Editor's note: Dr Nawal Ba Abbad is a doctor from Sanaa, Yemen, who in partnership with White Ribbon Alliance Yemen has campaigned tirelessly for a law against child marriage in her country.
(CNN) -- Throughout my career as a doctor I have traveled from the mountains of Yemen to its deserts. I have seen first hand what happens when children give birth to children. I have seen the tombstones of girls who died too young because they married too young.
Yemen is one of only two countries in the world with no legislation on a minimum age of marriage.
With a national dialogue underway to establish a new constitution, there is now a chance to establish a safe age of marriage, protecting young girls who are currently married off as young as 9 years old.
As I advocate to end child marriage in Yemen, I always remember my best friend at school. We would talk about our future and what we wanted to be when we grew up. We had big aspirations, as young girls should. My friend was the smartest girl in our class. Everything felt possible.
But when she was 13, she was told to leave school to prepare for her wedding. Her dreams ended. We were all so upset. I still remember her wedding day as we tried to support her. It was such a sad day for us all, a stark comparison for so many whose wedding day is remembered as the happiest of their lives.
I was lucky. My parents did not want me to marry as a child. They were my firewall, protecting me from the pressure of all the people in my community who said I should marry. They were determined to give me a brighter future.
As I carried on my studies, and became a doctor, the image of my friend's wedding always stayed with me. So many girls in my country don't have the right to say "No, I don't want that man or this kind of life." My friend moved away and we didn't stay in touch.
My friend's story is not unusual. The UN estimates that one in three girls in Yemen are married before 18. Around the world, approximately 14 million girls are married as children every year.
The right to choose
To think of all the girls in my country who are forced into marriage, lose their personalities, their happiness and just have to obey what they are told to do, is what drives me forward in my work.

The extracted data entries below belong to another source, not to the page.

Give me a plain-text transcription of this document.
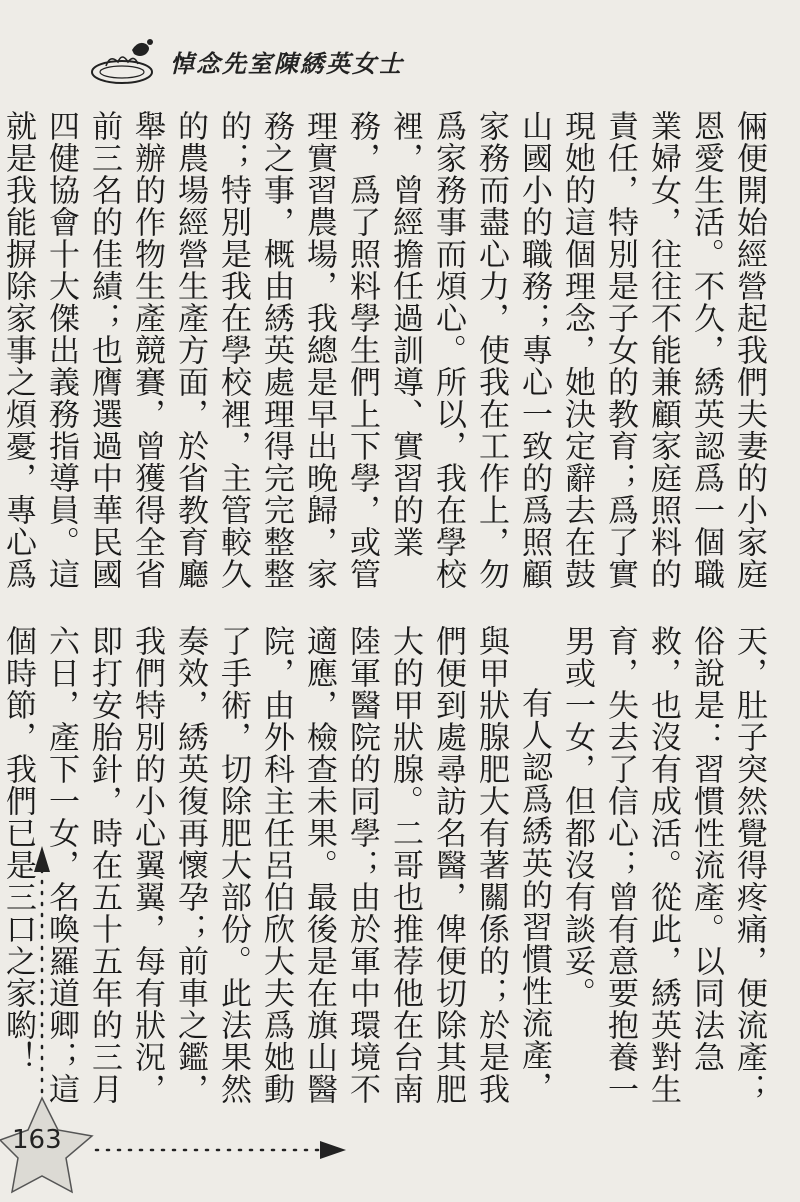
悼念先室陳綉英女士

倆便開始經營起我們夫妻的小家庭恩愛生活。不久，綉英認爲一個職業婦女，往往不能兼顧家庭照料的責任，特別是子女的教育；爲了實現她的這個理念，她決定辭去在鼓山國小的職務；專心一致的爲照顧家務而盡心力，使我在工作上，勿爲家務事而煩心。所以，我在學校裡，曾經擔任過訓導、實習的業務，爲了照料學生們上下學，或管理實習農場，我總是早出晚歸，家務之事，概由綉英處理得完完整整的；特別是我在學校裡，主管較久的農場經營生產方面，於省教育廳舉辦的作物生產競賽，曾獲得全省前三名的佳績；也膺選過中華民國四健協會十大傑出義務指導員。這就是我能摒除家事之煩憂，專心爲

天，肚子突然覺得疼痛，便流產；俗說是：習慣性流產。以同法急救，也沒有成活。從此，綉英對生育，失去了信心；曾有意要抱養一男或一女，但都沒有談妥。

有人認爲綉英的習慣性流產，與甲狀腺肥大有著關係的；於是我們便到處尋訪名醫，俾便切除其肥大的甲狀腺。二哥也推荐他在台南陸軍醫院的同學；由於軍中環境不適應，檢查未果。最後是在旗山醫院，由外科主任呂伯欣大夫爲她動了手術，切除肥大部份。此法果然奏效，綉英復再懷孕；前車之鑑，我們特別的小心翼翼，每有狀況，即打安胎針，時在五十五年的三月六日，產下一女，名喚羅道卿；這個時節，我們已是三口之家喲！

163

Child brides don't talk about it, but they suffer. A recent study in Yemen has shown that girls who have their rights taken from them in this way do not forgive their parents, and there is a breakdown of family relationships.
As a doctor I see the complications young girls are suffering from as they give birth before their bodies are ready. Girls not Brides, a civil society network campaigning against child marriage, suggests that girls under 15 are five times more likely to die giving birth.
Yemen has one of the highest maternal death rates in the world. According to the White Ribbon Alliance, one in 90 women die in childbirth in my country. I cannot bear to continue to watch young women giving up their lives and having to give birth too young.
We must support our girls and women by providing better maternal health care, access to family planning and safe abortion.
We must work together to end early marriage so that all girls have the right to choose when and whom to marry and are able to finish their education, strengthening the bonds that are so important to us, with our friends and our family.
We know how to fix these problems. We can tackle many issues if we tackle early marriage.
Together in partnership with the White Ribbon Alliance in Yemen and many other activists we have been campaigning for a safe age of marriage for many years. Since the uprising in 2011, a new constitution is being drafted in my country.
This is an opportunity to establish a minimum age of marriage. But it is a narrow window of opportunity.
Too often girls have no voice, no choice, no access. I am determined to help them have a better future. My friend did not fulfill her dream, but by ending child marriage together we can make sure that girls in Yemen and around the world can fulfill theirs.
The opinions expressed in this commentary are solely those of Nawal Ba Abbad.